Here some may say that the employee also uses his body to work at the business (unless he's a government worker), but this is an invalid comparison. Not only is the employee already compensated for his body's work, but he also willingly agreed to that level and nature of compensation upon taking his position. In contrast, the employer is forced to use his body to provide contraception coverage at the end of a gun. Even more to the point, the employee can work virtually anywhere and still use contraception; the employer cannot do business virtually anywhere unless he's willing to provide it.

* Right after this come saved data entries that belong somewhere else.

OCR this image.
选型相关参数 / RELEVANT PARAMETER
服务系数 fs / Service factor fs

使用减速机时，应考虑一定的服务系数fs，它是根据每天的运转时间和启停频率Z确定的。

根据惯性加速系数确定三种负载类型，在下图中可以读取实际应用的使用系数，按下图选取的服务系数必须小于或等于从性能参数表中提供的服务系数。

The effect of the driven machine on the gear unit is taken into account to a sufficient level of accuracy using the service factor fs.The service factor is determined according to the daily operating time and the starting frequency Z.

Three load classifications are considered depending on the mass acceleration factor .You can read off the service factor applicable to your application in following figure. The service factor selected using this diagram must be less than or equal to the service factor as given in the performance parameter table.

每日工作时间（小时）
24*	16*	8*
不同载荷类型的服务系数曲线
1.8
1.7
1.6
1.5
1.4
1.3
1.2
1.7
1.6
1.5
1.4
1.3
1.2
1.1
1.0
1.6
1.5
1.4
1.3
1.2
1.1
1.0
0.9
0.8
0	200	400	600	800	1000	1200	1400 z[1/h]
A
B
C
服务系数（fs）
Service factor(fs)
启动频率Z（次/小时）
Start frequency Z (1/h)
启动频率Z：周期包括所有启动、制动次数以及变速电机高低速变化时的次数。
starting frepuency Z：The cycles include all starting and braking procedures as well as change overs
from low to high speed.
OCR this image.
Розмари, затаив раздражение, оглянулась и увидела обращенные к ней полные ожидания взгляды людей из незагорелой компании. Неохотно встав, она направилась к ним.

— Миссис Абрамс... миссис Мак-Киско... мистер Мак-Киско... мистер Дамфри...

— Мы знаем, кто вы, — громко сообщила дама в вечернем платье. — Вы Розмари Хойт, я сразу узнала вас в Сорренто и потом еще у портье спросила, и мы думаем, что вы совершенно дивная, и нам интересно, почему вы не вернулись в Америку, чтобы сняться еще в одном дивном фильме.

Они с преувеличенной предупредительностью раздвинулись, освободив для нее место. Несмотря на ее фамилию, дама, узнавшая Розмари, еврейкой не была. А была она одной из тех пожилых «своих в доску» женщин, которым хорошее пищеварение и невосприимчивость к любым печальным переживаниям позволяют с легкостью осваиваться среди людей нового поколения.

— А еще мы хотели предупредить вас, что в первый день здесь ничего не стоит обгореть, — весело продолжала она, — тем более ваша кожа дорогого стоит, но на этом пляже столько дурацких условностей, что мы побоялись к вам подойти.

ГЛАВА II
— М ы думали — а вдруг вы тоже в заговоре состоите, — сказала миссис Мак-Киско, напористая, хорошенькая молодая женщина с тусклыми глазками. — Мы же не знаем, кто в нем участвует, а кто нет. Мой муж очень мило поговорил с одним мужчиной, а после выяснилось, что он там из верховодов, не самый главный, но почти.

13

Of course, no one forces the employer to have a business; he could just go Galt. But it's also true that no one forces the employee to work at a particular business. Yet there are differences. Opening businesses and providing certain things through them and working at a given business are private decisions; the contraception mandate is government imposed. Moreover, no one is saying with respect to this issue that you may not have a job unless you provide something that violates your conscience, but you are being told that you may not have a business unless you do.
Some may now contend that the government tells us what we can do with our bodies all the time. You may not legally disrobe and perform lewd acts in public or ingest certain mind-altering substances, for instance. Yet such proscriptions are justifiable if they prevent us from harming others. But does the contraception mandate meet this criterion? Even if you consider contraception a good, refusing to pay for it isn't a matter of hurting others but simply one of refusing to help them.
Having said this, the main argument against such government intrusion is based either on freedom of association or -- at least given our historical application of the constitutional principle -- on freedom of religion. Nonetheless, the fact remains that with respect to the contraception issue, a good case can be made that the employers are being told what to do with their bodies.
And what of the leftist claim that employees were being told what to do with their bodies prior to ObamaCare? Well, it's an example of how liberals really are Zen.
It is the Zen of Being Wrong. They have become one with their mistaken ideas.